Contract manufacturing v toll manufacturing in intra-group arrangements

Where a multinational group is engaged in manufacturing products, the function of manufacturing is often carried out by a legal entity (or entities) which is separate from those engaged in related functions such as product development and distribution. This creates an outsourcing type of relationship between the entities involved. As with any intra-group arrangement, the nature of that relationship and the allocation of risk must be designed and documented contractually. This is essential not just for Transfer Pricing compliance, but also to provide a focus for the directors and officers of the relevant companies, when considering whether they can properly approve the arrangements.

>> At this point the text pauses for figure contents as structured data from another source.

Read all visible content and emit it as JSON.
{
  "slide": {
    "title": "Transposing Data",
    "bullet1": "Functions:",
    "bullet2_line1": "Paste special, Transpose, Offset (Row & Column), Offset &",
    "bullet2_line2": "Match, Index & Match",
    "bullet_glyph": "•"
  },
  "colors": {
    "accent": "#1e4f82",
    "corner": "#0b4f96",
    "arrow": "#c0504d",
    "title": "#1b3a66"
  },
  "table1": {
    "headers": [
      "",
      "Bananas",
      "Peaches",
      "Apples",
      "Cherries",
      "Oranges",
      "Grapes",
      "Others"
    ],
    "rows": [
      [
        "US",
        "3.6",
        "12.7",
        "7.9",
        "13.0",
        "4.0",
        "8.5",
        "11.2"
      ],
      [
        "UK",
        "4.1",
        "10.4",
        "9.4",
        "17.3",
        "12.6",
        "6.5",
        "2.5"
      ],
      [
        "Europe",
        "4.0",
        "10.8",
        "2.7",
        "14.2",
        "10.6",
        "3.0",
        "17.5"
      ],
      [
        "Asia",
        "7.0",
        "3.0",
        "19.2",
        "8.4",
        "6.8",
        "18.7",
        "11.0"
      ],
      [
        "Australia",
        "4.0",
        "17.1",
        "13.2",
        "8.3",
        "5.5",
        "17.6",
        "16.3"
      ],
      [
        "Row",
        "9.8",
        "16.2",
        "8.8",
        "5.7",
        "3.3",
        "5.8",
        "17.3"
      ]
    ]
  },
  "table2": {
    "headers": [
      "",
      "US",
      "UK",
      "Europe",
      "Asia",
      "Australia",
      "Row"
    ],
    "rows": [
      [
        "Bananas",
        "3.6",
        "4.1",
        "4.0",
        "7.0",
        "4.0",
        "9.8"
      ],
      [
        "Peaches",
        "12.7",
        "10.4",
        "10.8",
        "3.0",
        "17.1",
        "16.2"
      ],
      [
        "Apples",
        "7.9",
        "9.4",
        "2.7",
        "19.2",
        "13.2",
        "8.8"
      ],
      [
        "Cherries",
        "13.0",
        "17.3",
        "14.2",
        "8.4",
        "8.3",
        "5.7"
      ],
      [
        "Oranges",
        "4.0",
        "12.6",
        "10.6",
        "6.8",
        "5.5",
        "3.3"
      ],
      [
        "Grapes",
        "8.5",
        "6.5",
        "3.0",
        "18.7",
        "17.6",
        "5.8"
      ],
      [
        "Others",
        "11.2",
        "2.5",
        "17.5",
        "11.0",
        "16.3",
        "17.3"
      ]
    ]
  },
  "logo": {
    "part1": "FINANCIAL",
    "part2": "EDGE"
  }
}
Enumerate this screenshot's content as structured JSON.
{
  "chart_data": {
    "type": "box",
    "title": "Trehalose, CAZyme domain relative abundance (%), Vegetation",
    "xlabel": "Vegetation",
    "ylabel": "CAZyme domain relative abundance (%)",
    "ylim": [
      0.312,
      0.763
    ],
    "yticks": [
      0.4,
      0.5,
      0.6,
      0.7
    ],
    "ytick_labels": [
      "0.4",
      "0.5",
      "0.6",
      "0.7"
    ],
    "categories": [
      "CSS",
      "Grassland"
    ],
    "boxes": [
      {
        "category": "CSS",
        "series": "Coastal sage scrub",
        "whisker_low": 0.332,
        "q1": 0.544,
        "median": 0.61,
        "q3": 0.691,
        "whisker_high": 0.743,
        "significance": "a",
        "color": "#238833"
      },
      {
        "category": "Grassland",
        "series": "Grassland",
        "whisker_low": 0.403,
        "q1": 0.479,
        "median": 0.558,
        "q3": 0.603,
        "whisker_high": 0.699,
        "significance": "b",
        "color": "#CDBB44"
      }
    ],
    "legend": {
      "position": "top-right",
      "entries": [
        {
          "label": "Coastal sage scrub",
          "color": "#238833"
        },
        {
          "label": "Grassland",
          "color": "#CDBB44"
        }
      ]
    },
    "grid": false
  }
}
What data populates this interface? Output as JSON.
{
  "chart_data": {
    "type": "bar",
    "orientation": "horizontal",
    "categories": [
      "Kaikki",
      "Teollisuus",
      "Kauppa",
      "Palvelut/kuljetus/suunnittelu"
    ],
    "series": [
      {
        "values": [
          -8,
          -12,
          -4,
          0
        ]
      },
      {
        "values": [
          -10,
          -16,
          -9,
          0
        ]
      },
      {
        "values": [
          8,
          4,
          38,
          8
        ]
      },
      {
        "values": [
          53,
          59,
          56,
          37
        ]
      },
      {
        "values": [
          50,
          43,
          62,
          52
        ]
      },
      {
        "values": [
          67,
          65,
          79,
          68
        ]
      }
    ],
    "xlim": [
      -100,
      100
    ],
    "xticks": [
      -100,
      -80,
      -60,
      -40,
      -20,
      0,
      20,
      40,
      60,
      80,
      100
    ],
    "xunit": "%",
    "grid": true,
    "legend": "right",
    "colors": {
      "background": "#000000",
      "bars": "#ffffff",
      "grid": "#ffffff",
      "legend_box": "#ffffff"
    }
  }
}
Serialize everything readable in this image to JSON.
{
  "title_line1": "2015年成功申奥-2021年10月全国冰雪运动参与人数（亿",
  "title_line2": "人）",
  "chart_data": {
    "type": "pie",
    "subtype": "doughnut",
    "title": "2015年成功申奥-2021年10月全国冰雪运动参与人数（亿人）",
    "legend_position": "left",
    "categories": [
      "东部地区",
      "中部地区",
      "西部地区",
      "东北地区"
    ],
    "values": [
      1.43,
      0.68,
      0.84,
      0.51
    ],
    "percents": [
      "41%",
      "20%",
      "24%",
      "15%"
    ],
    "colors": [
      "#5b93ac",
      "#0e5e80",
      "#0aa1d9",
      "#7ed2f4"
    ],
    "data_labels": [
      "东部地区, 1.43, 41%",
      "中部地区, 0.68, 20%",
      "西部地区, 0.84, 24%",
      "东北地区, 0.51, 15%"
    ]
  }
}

The terms ‘contract manufacturing’ and ‘toll manufacturing’ are often used in this context. Although these two terms are frequently used interchangeably, there are significant differences between the two types of relationship.

In toll manufacturing, the group company supplying the manufacturing services (the ‘manufacturer’) provides the plant, machinery and labour force necessary to manufacture the relevant product. The contracting company (the ‘principal’) supplies the relevant raw materials, and will often also have ownership of all the intellectual property relating to the products, such as patents and trademarks.

In contract manufacturing, again the manufacturer provides the plant, machinery and labour force required to manufacture the relevant product but it also sources and supplies the necessary raw materials. This implies that the manufacturer will bear related risks such as the cost, the level of stocks, and control over the quality of raw materials to be used – although of course the allocation of these risks can be adjusted contractually through pricing provisions, warranties and indemnities.

In the context of intra-group arrangements, toll manufacturing is therefore a simpler arrangement, and allows for the principal to act as the main entrepreneurial risk-taker for the business as a whole – including development and maintenance of IP, procurement of raw materials and product liability risks.

Other additional matters to consider when designing an intercompany manufacturing relationship may include the following:

  • Is the principal in the manufacturing relationship also the owner of the relevant intellectual property? If not, a tripartite agreement may be required as between the principal, the manufacturer and IP owner.
  • Is all the tooling and related equipment being provided by the manufacturer, or will ownership of and risk in tooling remain with the principal or IP owner?
  • Does the principal bear all the risk related to manufacture of the products or should risk of loss apportioned?
  • Does the Supplier service other customers such that the Customer needs to contract for the attainment of certain service levels, staffing availability etc.?
  • Does the manufacturer need to comply with any particular licensing or registration requirements in order to manufacture the products?
  • Does the principal have any specific obligations that need to be documented?

Of course, the details of each intercompany manufacturing agreement will be different in every case, and the key is to design a contractual relationship agreement which is consistent with the way the group actually operates, with the fiduciary duties of the officers of each participating entity, and with the group’s Transfer Pricing compliance policies.